La Procura di Agrigento, a firma del pubblico ministero Paola Vetro ha fatto notificare l’avviso di conclusione delle indagini preliminari a 21 persone, indagate nell’ambito dell’inchiesta scaturita dall’operazione “Malebranche”, che ipotizza l’esistenza di un’associazione a delinquere finalizzata alla bancarotta da 5 milioni di euro, legate al gruppo “Pelonero”, una catena di negozi di articoli da regalo, casalinghi, giocattoli e prodotti per il Natale, tra il Villaggio Mosè, Canicattì e Favara.

Si tratta di Gaetano Sferrazza, 78 anni; Diego Sferrazza, 51 anni; Gioachino Sferrazza, 54 anni; Gaetano Sferrazza, 30 anni; Fabiana Sferrazza, 26 anni; Gaetano Sferrazza, 28 anni; Clelia Sferrazza, 23 anni; Teresa Maria Cani, 54 anni; Lorena Argento, 33 anni; Giovanna Lalicata, 51 anni; Graziella Falzone, 53 anni; Vincenzo Lo Cicero, 36 anni; Mariella Mamo, 38 anni; Veronica Vassallo, 33 anni; Giulia Di Marco, 51 anni; Ignazio Giacchetto, 59 anni; Cristian Amato, 27 anni; Assuntina Lupo, 55 anni; Nicolò Zambuto, 67 anni; Calogera Licata, 66 anni; Salvatore Noto, 39 anni.

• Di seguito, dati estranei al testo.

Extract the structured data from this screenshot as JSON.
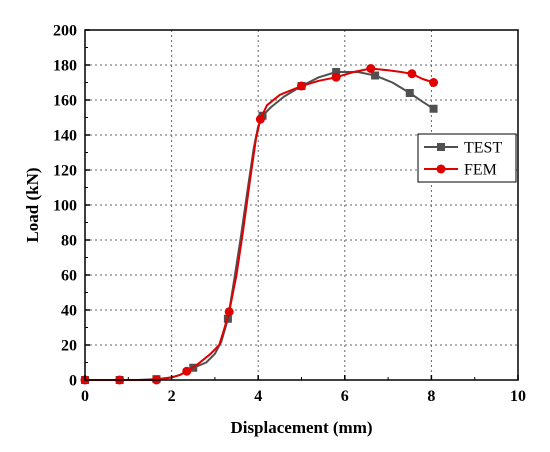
{
  "chart_data": {
    "type": "line",
    "xlabel": "Displacement (mm)",
    "ylabel": "Load (kN)",
    "xlim": [
      0,
      10
    ],
    "ylim": [
      0,
      200
    ],
    "x_ticks": [
      0,
      2,
      4,
      6,
      8,
      10
    ],
    "y_ticks": [
      0,
      20,
      40,
      60,
      80,
      100,
      120,
      140,
      160,
      180,
      200
    ],
    "grid": "dotted",
    "legend_position": "right",
    "series": [
      {
        "name": "TEST",
        "color": "#505050",
        "marker": "square",
        "x": [
          0,
          0.3,
          0.8,
          1.2,
          1.65,
          2.0,
          2.2,
          2.5,
          2.8,
          3.0,
          3.15,
          3.3,
          3.45,
          3.6,
          3.75,
          3.9,
          4.0,
          4.1,
          4.3,
          4.6,
          5.0,
          5.4,
          5.8,
          6.3,
          6.7,
          7.1,
          7.5,
          7.8,
          8.05
        ],
        "y": [
          0,
          0,
          0,
          0,
          0.5,
          1.5,
          3,
          7,
          10,
          15,
          22,
          35,
          58,
          82,
          108,
          133,
          145,
          151,
          156,
          162,
          168,
          173,
          176,
          176,
          174,
          170,
          164,
          159,
          155
        ],
        "marker_x": [
          0,
          0.8,
          1.65,
          2.5,
          3.3,
          4.1,
          5.0,
          5.8,
          6.7,
          7.5,
          8.05
        ],
        "marker_y": [
          0,
          0,
          0.5,
          7,
          35,
          151,
          168,
          176,
          174,
          164,
          155
        ]
      },
      {
        "name": "FEM",
        "color": "#e00000",
        "marker": "circle",
        "x": [
          0,
          0.3,
          0.8,
          1.2,
          1.65,
          2.0,
          2.2,
          2.35,
          2.6,
          2.9,
          3.1,
          3.2,
          3.33,
          3.5,
          3.65,
          3.8,
          3.95,
          4.05,
          4.2,
          4.5,
          5.0,
          5.4,
          5.8,
          6.2,
          6.6,
          7.0,
          7.3,
          7.55,
          7.8,
          8.05
        ],
        "y": [
          0,
          0,
          0,
          0,
          0,
          1.5,
          3,
          5,
          9,
          15,
          20,
          28,
          39,
          60,
          85,
          112,
          138,
          149,
          157,
          163,
          168,
          171,
          173,
          176,
          178,
          177,
          176,
          175,
          172,
          170
        ],
        "marker_x": [
          0,
          0.8,
          1.65,
          2.35,
          3.33,
          4.05,
          5.0,
          5.8,
          6.6,
          7.55,
          8.05
        ],
        "marker_y": [
          0,
          0,
          0,
          5,
          39,
          149,
          168,
          173,
          178,
          175,
          170
        ]
      }
    ]
  }
}
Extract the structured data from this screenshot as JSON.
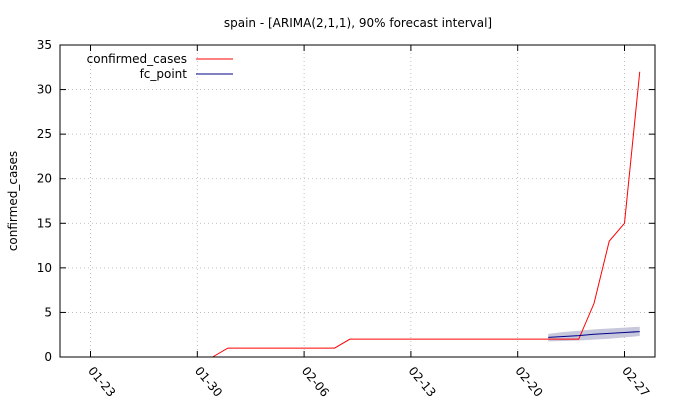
{
  "chart_data": {
    "type": "line",
    "title": "spain -  [ARIMA(2,1,1), 90% forecast interval]",
    "xlabel": "",
    "ylabel": "confirmed_cases",
    "ylim": [
      0,
      35
    ],
    "yticks": [
      0,
      5,
      10,
      15,
      20,
      25,
      30,
      35
    ],
    "xlim": [
      "2020-01-21",
      "2020-02-29"
    ],
    "xticks": [
      "2020-01-23",
      "2020-01-30",
      "2020-02-06",
      "2020-02-13",
      "2020-02-20",
      "2020-02-27"
    ],
    "xtick_labels": [
      "01-23",
      "01-30",
      "02-06",
      "02-13",
      "02-20",
      "02-27"
    ],
    "grid": true,
    "legend_position": "top-left",
    "series": [
      {
        "name": "confirmed_cases",
        "color": "#ff0000",
        "points": [
          [
            "2020-01-31",
            0
          ],
          [
            "2020-02-01",
            1
          ],
          [
            "2020-02-02",
            1
          ],
          [
            "2020-02-03",
            1
          ],
          [
            "2020-02-04",
            1
          ],
          [
            "2020-02-05",
            1
          ],
          [
            "2020-02-06",
            1
          ],
          [
            "2020-02-07",
            1
          ],
          [
            "2020-02-08",
            1
          ],
          [
            "2020-02-09",
            2
          ],
          [
            "2020-02-10",
            2
          ],
          [
            "2020-02-11",
            2
          ],
          [
            "2020-02-12",
            2
          ],
          [
            "2020-02-13",
            2
          ],
          [
            "2020-02-14",
            2
          ],
          [
            "2020-02-15",
            2
          ],
          [
            "2020-02-16",
            2
          ],
          [
            "2020-02-17",
            2
          ],
          [
            "2020-02-18",
            2
          ],
          [
            "2020-02-19",
            2
          ],
          [
            "2020-02-20",
            2
          ],
          [
            "2020-02-21",
            2
          ],
          [
            "2020-02-22",
            2
          ],
          [
            "2020-02-23",
            2
          ],
          [
            "2020-02-24",
            2
          ],
          [
            "2020-02-25",
            6
          ],
          [
            "2020-02-26",
            13
          ],
          [
            "2020-02-27",
            15
          ],
          [
            "2020-02-28",
            32
          ]
        ]
      },
      {
        "name": "fc_point",
        "color": "#00008b",
        "points": [
          [
            "2020-02-22",
            2.2
          ],
          [
            "2020-02-23",
            2.3
          ],
          [
            "2020-02-24",
            2.4
          ],
          [
            "2020-02-25",
            2.55
          ],
          [
            "2020-02-26",
            2.65
          ],
          [
            "2020-02-27",
            2.75
          ],
          [
            "2020-02-28",
            2.85
          ]
        ]
      }
    ],
    "forecast_interval": {
      "color": "#c8c8dc",
      "lower": [
        [
          "2020-02-22",
          1.75
        ],
        [
          "2020-02-23",
          1.8
        ],
        [
          "2020-02-24",
          1.85
        ],
        [
          "2020-02-25",
          1.95
        ],
        [
          "2020-02-26",
          2.05
        ],
        [
          "2020-02-27",
          2.2
        ],
        [
          "2020-02-28",
          2.35
        ]
      ],
      "upper": [
        [
          "2020-02-22",
          2.6
        ],
        [
          "2020-02-23",
          2.8
        ],
        [
          "2020-02-24",
          2.95
        ],
        [
          "2020-02-25",
          3.1
        ],
        [
          "2020-02-26",
          3.2
        ],
        [
          "2020-02-27",
          3.3
        ],
        [
          "2020-02-28",
          3.4
        ]
      ]
    }
  }
}
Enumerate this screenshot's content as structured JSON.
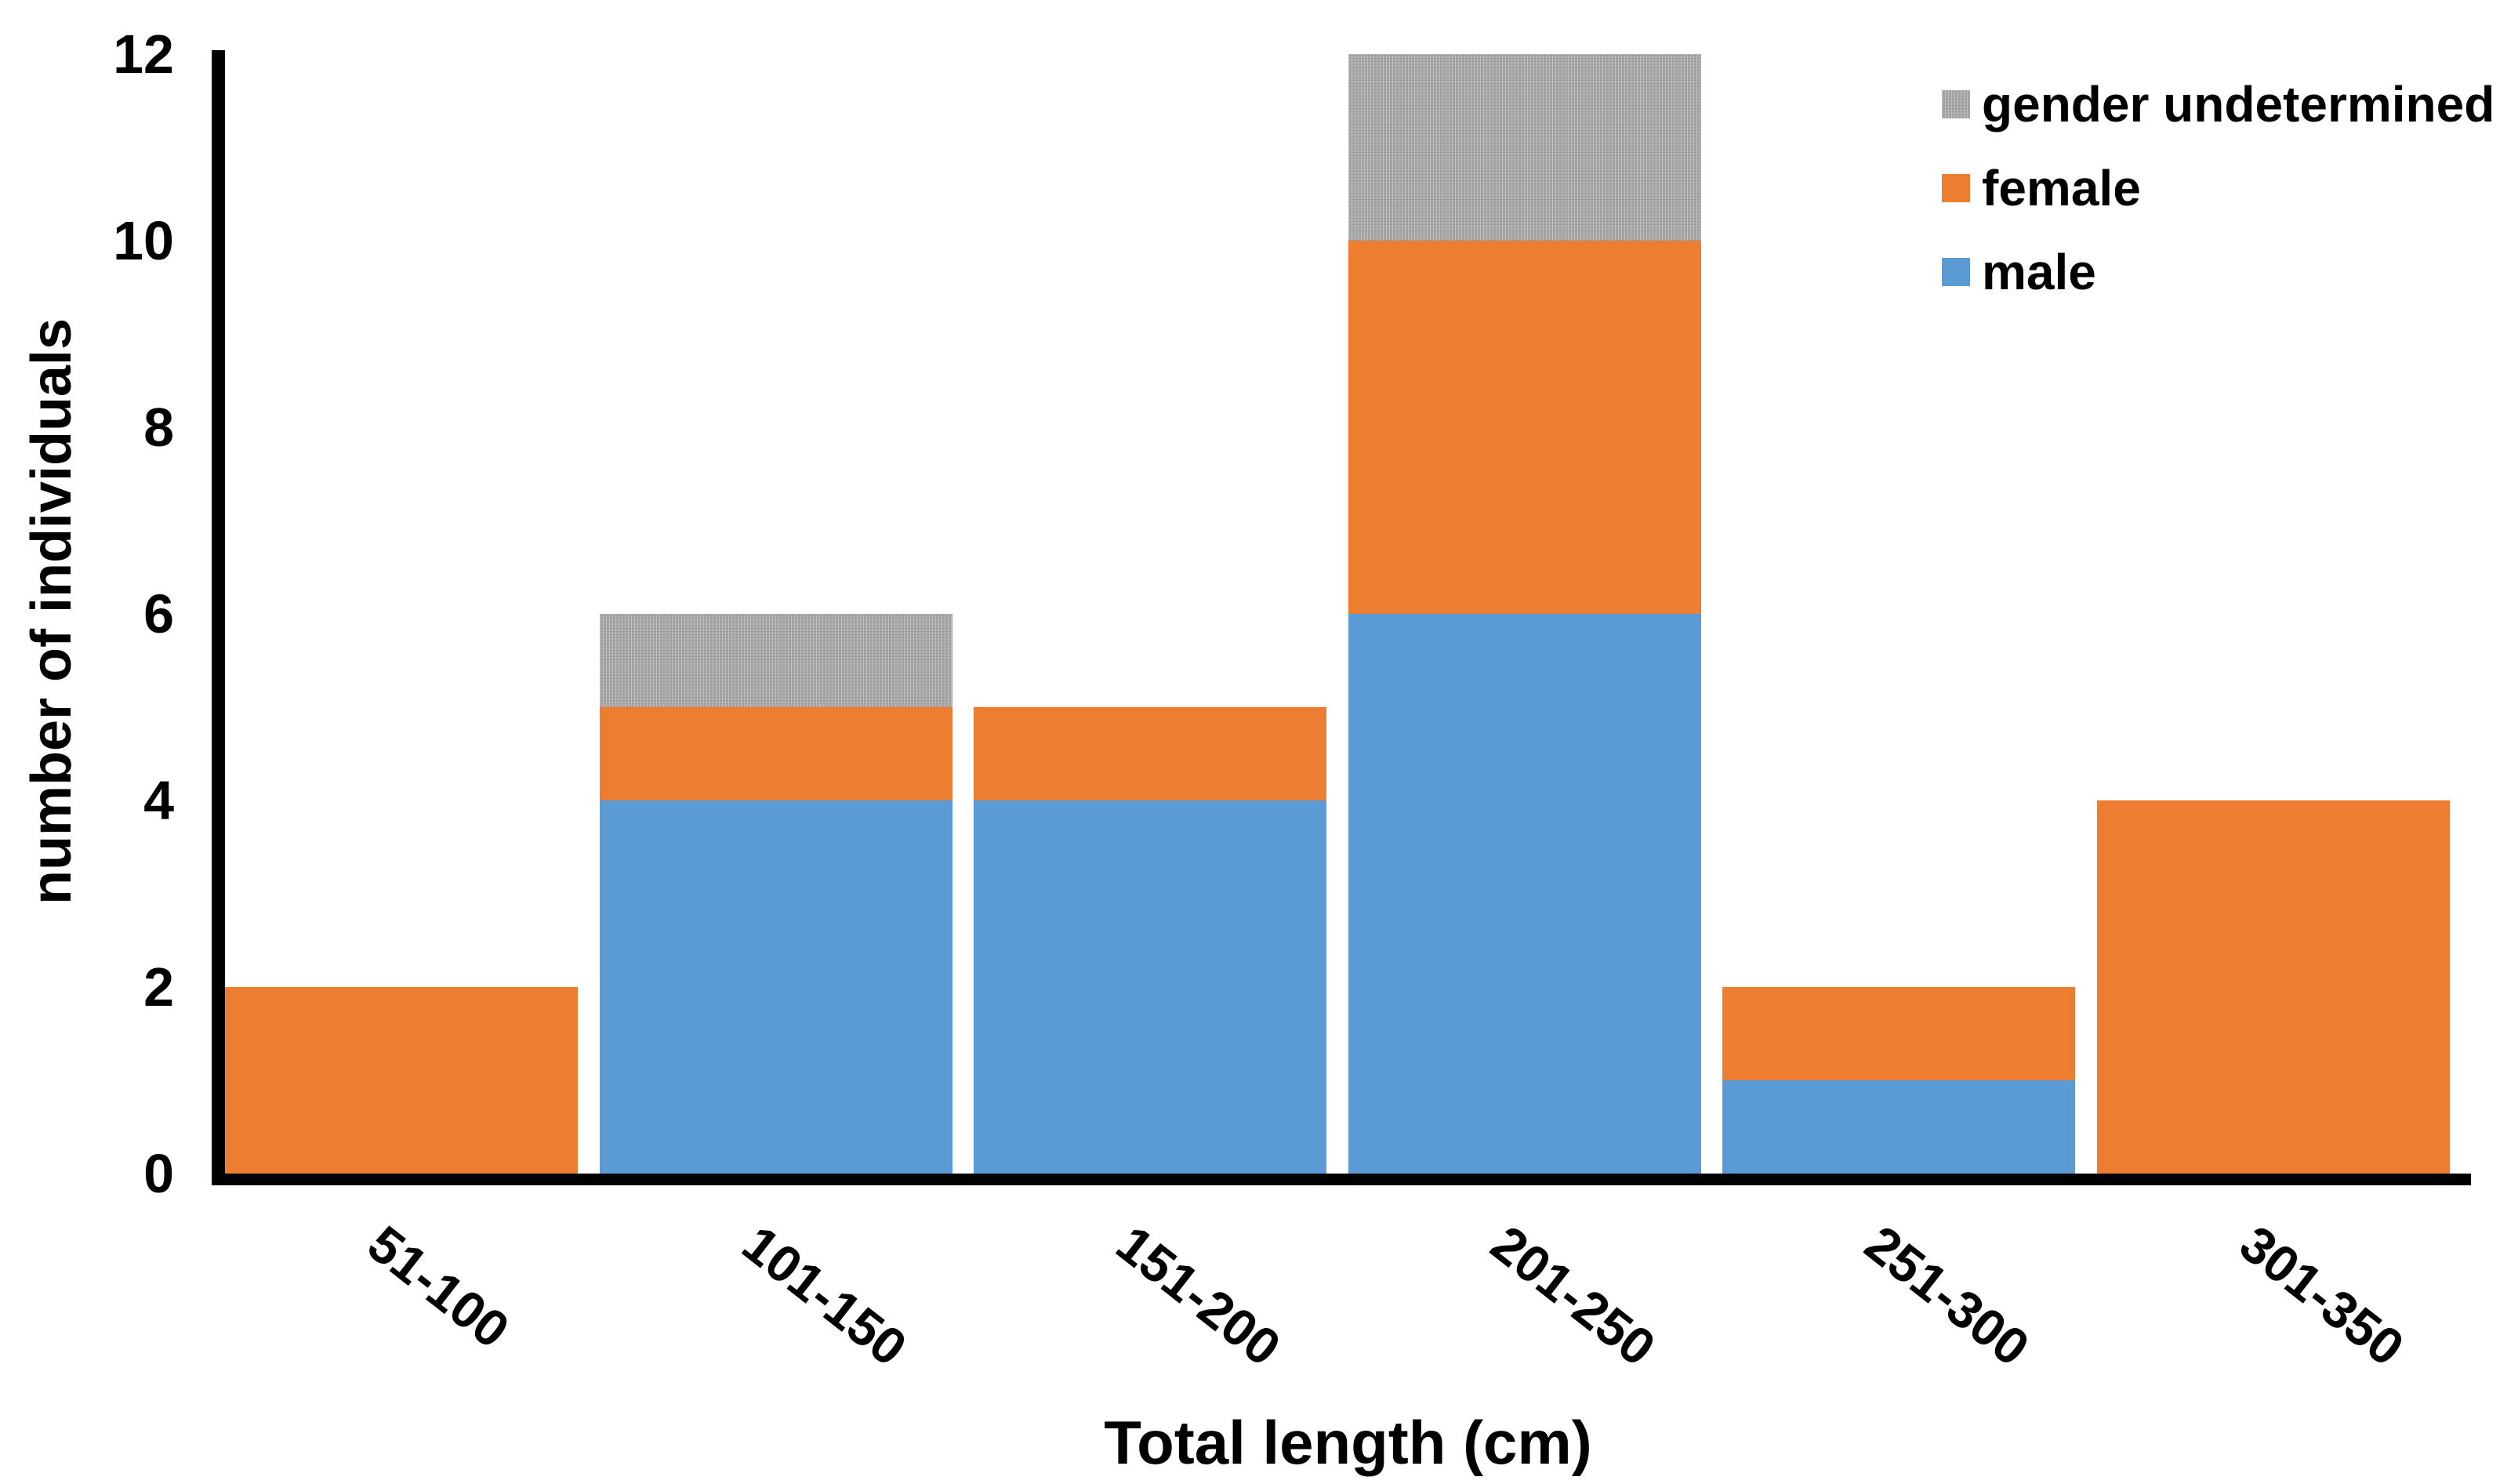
{
  "chart_data": {
    "type": "bar",
    "stacked": true,
    "title": "",
    "xlabel": "Total length (cm)",
    "ylabel": "number of individuals",
    "categories": [
      "51-100",
      "101-150",
      "151-200",
      "201-250",
      "251-300",
      "301-350"
    ],
    "series": [
      {
        "name": "male",
        "color": "#5B9BD5",
        "pattern": "solid",
        "values": [
          0,
          4,
          4,
          6,
          1,
          0
        ]
      },
      {
        "name": "female",
        "color": "#ED7D31",
        "pattern": "solid",
        "values": [
          2,
          1,
          1,
          4,
          1,
          4
        ]
      },
      {
        "name": "gender undetermined",
        "color": "#A6A6A6",
        "pattern": "dotted",
        "values": [
          0,
          1,
          0,
          2,
          0,
          0
        ]
      }
    ],
    "totals": [
      2,
      6,
      5,
      12,
      2,
      4
    ],
    "ylim": [
      0,
      12
    ],
    "y_ticks": [
      0,
      2,
      4,
      6,
      8,
      10,
      12
    ],
    "grid": false,
    "legend_position": "top-right",
    "legend_order": [
      "gender undetermined",
      "female",
      "male"
    ],
    "axis_color": "#000000",
    "text_color": "#000000",
    "background_color": "#FFFFFF"
  }
}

L’indagine della Guardia di finanza di Agrigento, il 30 luglio dell’anno scorso, ha fatto finire 10 persone agli arresti domiciliari. Il Tribunale del Riesame di Palermo, e la Cassazione hanno annullato tutte le misure cautelari. Con l’avviso di chiusura delle indagini, i legali difensori hanno 20 giorni di tempo per provare ad evitare la richiesta di rinvio a giudizio.